The past couple of months have seen Asian greens and a lot of basil. They've also grown beans, corn, capsicum, cucumber tomatoes, silver beet, raspberries, blueberries and strawberries. They've found all the produce a useful alternative to grocery shopping.

"You can cut down what you have to buy by a fairly substantial amount just by having a couple of plants. We've also started doing a lot of microgreens. You can grow them quickly inside. Alfalfa and broccoli sprouts, you just grow from seed and harvest between 10-14 days," Kwok says.

Isolation is inspiring projects they might not have had time for otherwise. For one quarantine activity, they harvested 2.7 kilos of finger limes. They cut them in half, froze the flesh, then dehydrated the skin to grind up later.

Another project was to pick the over-ripened corn from their kernels, dehydrate them and then grind them to make cornmeal.

"We don't like wasting food," Kwok says.

Kwok got into gardening when he met Travers. For Travers, growing food is genetic; her grandfather was a chicken farmer.

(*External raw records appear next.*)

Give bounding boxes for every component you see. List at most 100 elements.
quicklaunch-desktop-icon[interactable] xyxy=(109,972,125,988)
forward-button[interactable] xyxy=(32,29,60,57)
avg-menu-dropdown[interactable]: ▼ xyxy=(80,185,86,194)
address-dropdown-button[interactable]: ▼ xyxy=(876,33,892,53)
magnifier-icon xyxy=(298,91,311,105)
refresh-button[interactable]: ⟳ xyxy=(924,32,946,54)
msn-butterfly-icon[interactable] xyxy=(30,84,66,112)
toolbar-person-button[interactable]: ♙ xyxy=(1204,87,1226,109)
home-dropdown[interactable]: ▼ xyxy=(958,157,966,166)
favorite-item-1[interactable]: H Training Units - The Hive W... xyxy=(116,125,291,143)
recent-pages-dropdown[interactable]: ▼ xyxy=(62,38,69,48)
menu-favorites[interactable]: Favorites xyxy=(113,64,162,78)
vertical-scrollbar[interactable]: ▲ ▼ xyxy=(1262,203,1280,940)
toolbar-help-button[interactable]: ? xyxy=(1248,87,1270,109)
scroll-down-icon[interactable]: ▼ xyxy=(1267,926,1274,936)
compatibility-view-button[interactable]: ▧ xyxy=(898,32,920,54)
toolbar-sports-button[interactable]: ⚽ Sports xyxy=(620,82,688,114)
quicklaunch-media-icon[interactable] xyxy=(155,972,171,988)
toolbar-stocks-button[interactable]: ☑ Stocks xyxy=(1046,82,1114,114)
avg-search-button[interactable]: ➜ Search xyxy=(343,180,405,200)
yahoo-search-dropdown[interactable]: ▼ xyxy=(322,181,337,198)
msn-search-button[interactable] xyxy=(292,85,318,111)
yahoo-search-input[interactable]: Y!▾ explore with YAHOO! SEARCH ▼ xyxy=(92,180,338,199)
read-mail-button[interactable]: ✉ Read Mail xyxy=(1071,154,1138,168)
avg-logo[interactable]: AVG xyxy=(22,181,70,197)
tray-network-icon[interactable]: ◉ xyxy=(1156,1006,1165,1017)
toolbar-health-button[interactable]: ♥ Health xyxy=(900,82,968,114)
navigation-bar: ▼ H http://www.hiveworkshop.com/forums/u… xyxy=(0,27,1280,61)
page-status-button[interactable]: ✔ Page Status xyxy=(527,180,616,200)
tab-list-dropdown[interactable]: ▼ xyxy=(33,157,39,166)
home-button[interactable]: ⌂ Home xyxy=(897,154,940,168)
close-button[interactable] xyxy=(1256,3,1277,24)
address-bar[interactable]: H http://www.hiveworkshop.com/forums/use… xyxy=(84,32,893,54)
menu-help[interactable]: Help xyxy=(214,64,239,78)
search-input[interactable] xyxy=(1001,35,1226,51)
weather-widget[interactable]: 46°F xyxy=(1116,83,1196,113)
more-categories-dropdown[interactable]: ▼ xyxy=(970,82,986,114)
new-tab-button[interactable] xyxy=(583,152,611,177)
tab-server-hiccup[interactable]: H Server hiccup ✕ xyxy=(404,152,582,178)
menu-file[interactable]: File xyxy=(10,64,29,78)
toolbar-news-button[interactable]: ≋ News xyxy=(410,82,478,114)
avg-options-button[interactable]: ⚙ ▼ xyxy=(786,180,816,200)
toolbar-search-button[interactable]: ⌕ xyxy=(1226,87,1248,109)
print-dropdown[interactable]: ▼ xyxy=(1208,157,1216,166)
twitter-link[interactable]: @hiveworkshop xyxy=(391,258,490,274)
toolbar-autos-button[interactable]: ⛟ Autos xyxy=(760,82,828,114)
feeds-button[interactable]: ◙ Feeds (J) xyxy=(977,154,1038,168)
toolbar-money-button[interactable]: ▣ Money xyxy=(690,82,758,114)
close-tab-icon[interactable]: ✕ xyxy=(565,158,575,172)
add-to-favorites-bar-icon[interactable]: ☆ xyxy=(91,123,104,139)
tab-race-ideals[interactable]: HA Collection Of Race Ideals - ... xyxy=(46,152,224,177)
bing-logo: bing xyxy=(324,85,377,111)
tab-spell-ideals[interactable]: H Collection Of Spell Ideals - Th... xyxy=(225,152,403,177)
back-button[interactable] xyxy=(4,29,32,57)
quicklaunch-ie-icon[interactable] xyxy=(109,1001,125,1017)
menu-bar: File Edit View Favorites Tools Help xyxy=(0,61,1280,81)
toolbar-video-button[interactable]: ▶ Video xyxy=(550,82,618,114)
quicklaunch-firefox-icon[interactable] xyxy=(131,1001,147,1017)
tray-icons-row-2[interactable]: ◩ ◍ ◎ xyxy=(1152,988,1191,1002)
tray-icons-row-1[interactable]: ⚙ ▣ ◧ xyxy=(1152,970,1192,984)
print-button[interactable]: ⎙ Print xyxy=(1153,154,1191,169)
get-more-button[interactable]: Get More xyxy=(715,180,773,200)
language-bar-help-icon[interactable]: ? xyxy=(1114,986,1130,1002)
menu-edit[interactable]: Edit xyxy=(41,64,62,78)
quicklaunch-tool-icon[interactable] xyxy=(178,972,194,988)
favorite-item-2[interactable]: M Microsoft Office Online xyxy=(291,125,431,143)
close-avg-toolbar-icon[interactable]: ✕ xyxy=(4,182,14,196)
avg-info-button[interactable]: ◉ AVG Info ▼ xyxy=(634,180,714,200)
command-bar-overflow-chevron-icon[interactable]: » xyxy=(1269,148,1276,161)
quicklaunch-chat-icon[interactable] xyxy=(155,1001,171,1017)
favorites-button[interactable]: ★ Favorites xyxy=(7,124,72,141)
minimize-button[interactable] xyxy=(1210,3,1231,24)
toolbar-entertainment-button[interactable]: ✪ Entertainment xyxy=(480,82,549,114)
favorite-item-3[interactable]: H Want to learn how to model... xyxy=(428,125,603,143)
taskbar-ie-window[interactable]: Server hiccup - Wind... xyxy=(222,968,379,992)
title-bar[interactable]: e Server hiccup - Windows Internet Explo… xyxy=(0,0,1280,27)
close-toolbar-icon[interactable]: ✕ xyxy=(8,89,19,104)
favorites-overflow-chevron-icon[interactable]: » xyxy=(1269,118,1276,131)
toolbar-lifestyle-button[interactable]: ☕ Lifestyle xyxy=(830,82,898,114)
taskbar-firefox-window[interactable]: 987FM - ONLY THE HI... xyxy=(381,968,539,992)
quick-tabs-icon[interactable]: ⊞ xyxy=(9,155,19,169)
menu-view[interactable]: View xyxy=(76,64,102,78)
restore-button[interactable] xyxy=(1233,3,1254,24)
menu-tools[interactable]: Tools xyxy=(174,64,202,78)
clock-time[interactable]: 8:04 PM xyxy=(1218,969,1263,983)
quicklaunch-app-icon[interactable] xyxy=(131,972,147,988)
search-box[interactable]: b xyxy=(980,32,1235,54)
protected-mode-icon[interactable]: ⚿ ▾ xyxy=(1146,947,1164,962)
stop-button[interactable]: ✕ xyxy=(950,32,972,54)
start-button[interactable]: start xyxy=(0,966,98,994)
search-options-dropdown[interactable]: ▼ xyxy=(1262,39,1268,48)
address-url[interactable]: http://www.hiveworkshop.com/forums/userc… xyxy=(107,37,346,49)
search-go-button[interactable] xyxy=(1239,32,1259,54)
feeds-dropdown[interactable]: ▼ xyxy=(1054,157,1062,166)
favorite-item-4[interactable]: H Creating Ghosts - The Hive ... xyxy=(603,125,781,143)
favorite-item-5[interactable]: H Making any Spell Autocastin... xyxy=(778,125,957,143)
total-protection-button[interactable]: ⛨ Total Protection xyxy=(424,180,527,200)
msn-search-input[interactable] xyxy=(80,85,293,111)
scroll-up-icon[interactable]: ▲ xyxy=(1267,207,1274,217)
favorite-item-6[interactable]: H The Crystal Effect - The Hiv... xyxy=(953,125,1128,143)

"My living memory of him, he's still living on a couple of acres and has always grown his own food. A third of his land was the agricultural area and the rest was bush," she says.

"Every Sunday we'd go up there for the classic Aussie baked lunch and then we'd go for a bushwalk and be eating the produce he'd grown and be walking through the bush.

"I've always had that connection with nature and growing your own food."

The two clearly adore their community. They've even given ecological walks through the area with other nature enthusiasts.

With birds, bees and Asian greens, Travers and Kwok are living proof of just how fruitful the isolation lifestyle can be.